Perpendicular lines intersect at a point, thereby creating right angles at that point of intersection. Multiplying the slopes of those two lines result in a product of -1, which constitutes a negative reciprocal relationship between them.
Line 2: y = ⅕x - 3 is in slope-intercept form.
Line 4: y + 1 = -5 (x + 2) is in point-slope form. We need to transform this into slope-intercept form, y = mx + b:
y + 1 = -5 (x + 2)
y + 1 = -5x - 10
y + 1 - 1 = -5x - 10 - 1
y = -5x - 11 (This is the slope-intercept form).
Multiplying the slope of Line 2 with the slope of Line 4 results in a product of -1:
Line 2 (m1) slope: ⅕
Line 4 (m2) slope: - 5
m1 × m2 = ⅕ × - 5 = -1.
Therefore, Lines 2 and 4 are perpendicular lines.
Interestingly, Lines 1 and 3 also form perpendicular lines, but not by the definition of negative reciprocal relationship between two slopes.
Line 1: y = 2 is a horizontal line with a zero slope, and its y-intercept is given by (0, b). In this case, the y-intercept is (0, 2).
Line 3: x = -4 is a vertical line with an undefined slope, represented by the equation, x = a. Its x-intercept is (-4, 0).
We cannot multiply the slopes of Lines 1 and 3 because Line 1 has a zero slope, and Line 3 has an undefined slope. Thus, Lines 1 and 3 do not have negative reciprocal slopes. However, if their lines are graphed, it will show that they are perpendicular from each other.
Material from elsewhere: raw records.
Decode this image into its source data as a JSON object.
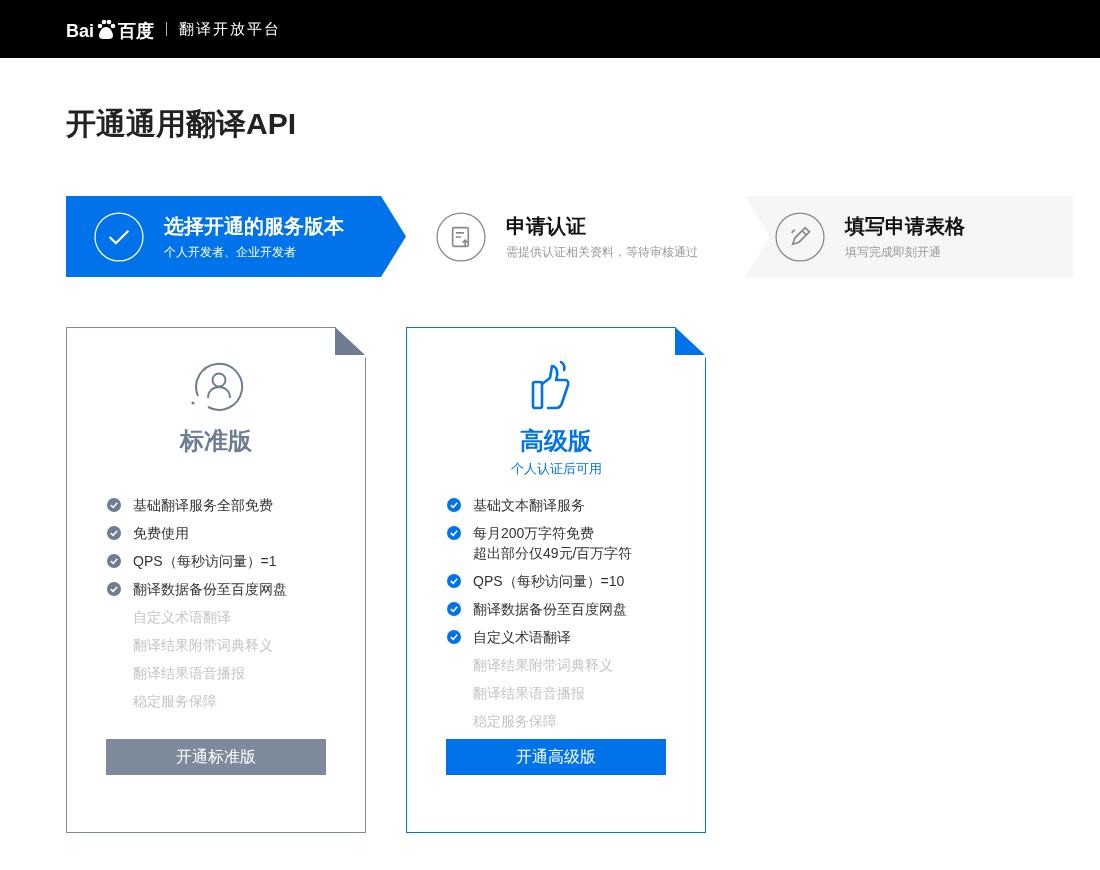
{
  "header": {
    "logo_latin": "Bai",
    "logo_cn": "百度",
    "product": "翻译开放平台"
  },
  "title": "开通通用翻译API",
  "steps": [
    {
      "title": "选择开通的服务版本",
      "subtitle": "个人开发者、企业开发者",
      "selected": true
    },
    {
      "title": "申请认证",
      "subtitle": "需提供认证相关资料，等待审核通过",
      "selected": false
    },
    {
      "title": "填写申请表格",
      "subtitle": "填写完成即刻开通",
      "selected": false
    }
  ],
  "plans": [
    {
      "name": "标准版",
      "highlighted": false,
      "button": "开通标准版",
      "features": [
        {
          "text": "基础翻译服务全部免费",
          "included": true
        },
        {
          "text": "免费使用",
          "included": true
        },
        {
          "text": "QPS（每秒访问量）=1",
          "included": true
        },
        {
          "text": "翻译数据备份至百度网盘",
          "included": true
        },
        {
          "text": "自定义术语翻译",
          "included": false
        },
        {
          "text": "翻译结果附带词典释义",
          "included": false
        },
        {
          "text": "翻译结果语音播报",
          "included": false
        },
        {
          "text": "稳定服务保障",
          "included": false
        }
      ]
    },
    {
      "name": "高级版",
      "subtitle": "个人认证后可用",
      "highlighted": true,
      "button": "开通高级版",
      "features": [
        {
          "text": "基础文本翻译服务",
          "included": true
        },
        {
          "text": "每月200万字符免费",
          "note": "超出部分仅49元/百万字符",
          "included": true
        },
        {
          "text": "QPS（每秒访问量）=10",
          "included": true
        },
        {
          "text": "翻译数据备份至百度网盘",
          "included": true
        },
        {
          "text": "自定义术语翻译",
          "included": true
        },
        {
          "text": "翻译结果附带词典释义",
          "included": false
        },
        {
          "text": "翻译结果语音播报",
          "included": false
        },
        {
          "text": "稳定服务保障",
          "included": false
        }
      ]
    }
  ]
}
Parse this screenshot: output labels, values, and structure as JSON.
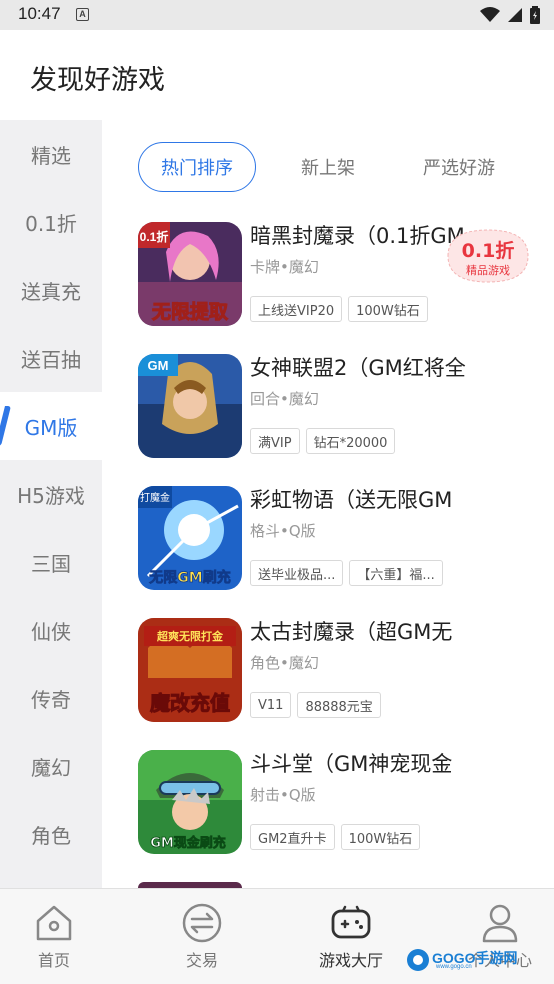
{
  "status_bar": {
    "time": "10:47",
    "notification_icon": "A"
  },
  "header": {
    "title": "发现好游戏"
  },
  "sidebar": {
    "items": [
      {
        "label": "精选"
      },
      {
        "label": "0.1折"
      },
      {
        "label": "送真充"
      },
      {
        "label": "送百抽"
      },
      {
        "label": "GM版",
        "active": true
      },
      {
        "label": "H5游戏"
      },
      {
        "label": "三国"
      },
      {
        "label": "仙侠"
      },
      {
        "label": "传奇"
      },
      {
        "label": "魔幻"
      },
      {
        "label": "角色"
      }
    ]
  },
  "tabs": [
    {
      "label": "热门排序",
      "active": true
    },
    {
      "label": "新上架"
    },
    {
      "label": "严选好游"
    }
  ],
  "games": [
    {
      "name": "暗黑封魔录（0.1折GM",
      "meta": "卡牌•魔幻",
      "tags": [
        "上线送VIP20",
        "100W钻石"
      ],
      "cover_text": "无限提取",
      "cover_corner": "0.1折"
    },
    {
      "name": "女神联盟2（GM红将全",
      "meta": "回合•魔幻",
      "tags": [
        "满VIP",
        "钻石*20000"
      ],
      "cover_text": "",
      "cover_corner": "GM"
    },
    {
      "name": "彩虹物语（送无限GM",
      "meta": "格斗•Q版",
      "tags": [
        "送毕业极品...",
        "【六重】福..."
      ],
      "cover_text": "无限GM刷充",
      "cover_corner": "打魔金"
    },
    {
      "name": "太古封魔录（超GM无",
      "meta": "角色•魔幻",
      "tags": [
        "V11",
        "88888元宝"
      ],
      "cover_text": "魔改充值",
      "cover_corner": "超爽无限打金"
    },
    {
      "name": "斗斗堂（GM神宠现金",
      "meta": "射击•Q版",
      "tags": [
        "GM2直升卡",
        "100W钻石"
      ],
      "cover_text": "GM现金刷充",
      "cover_corner": ""
    }
  ],
  "discount_badge": {
    "main": "0.1折",
    "sub": "精品游戏"
  },
  "bottom_nav": [
    {
      "label": "首页",
      "icon": "home-icon"
    },
    {
      "label": "交易",
      "icon": "trade-icon"
    },
    {
      "label": "游戏大厅",
      "icon": "gamepad-icon",
      "active": true
    },
    {
      "label": "个人中心",
      "icon": "user-icon"
    }
  ],
  "watermark": {
    "text": "GOGO手游网",
    "sub": "www.gogo.cn"
  },
  "colors": {
    "accent": "#2f77e6",
    "discount": "#e8363f",
    "sidebar_bg": "#f0f0f2"
  }
}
Because the vertical line will always have the same x-coordinate, -4, which means that at some point it will cross the y-coordinate, 2. In other words, Lines 1 and 3 intersect at point (-4, 2).
Therefore, Lines 2 and 4 are perpendicular from each other.
The same goes with Lines 1 and 3-- they are also perpendicular from each other at point (-4, 2).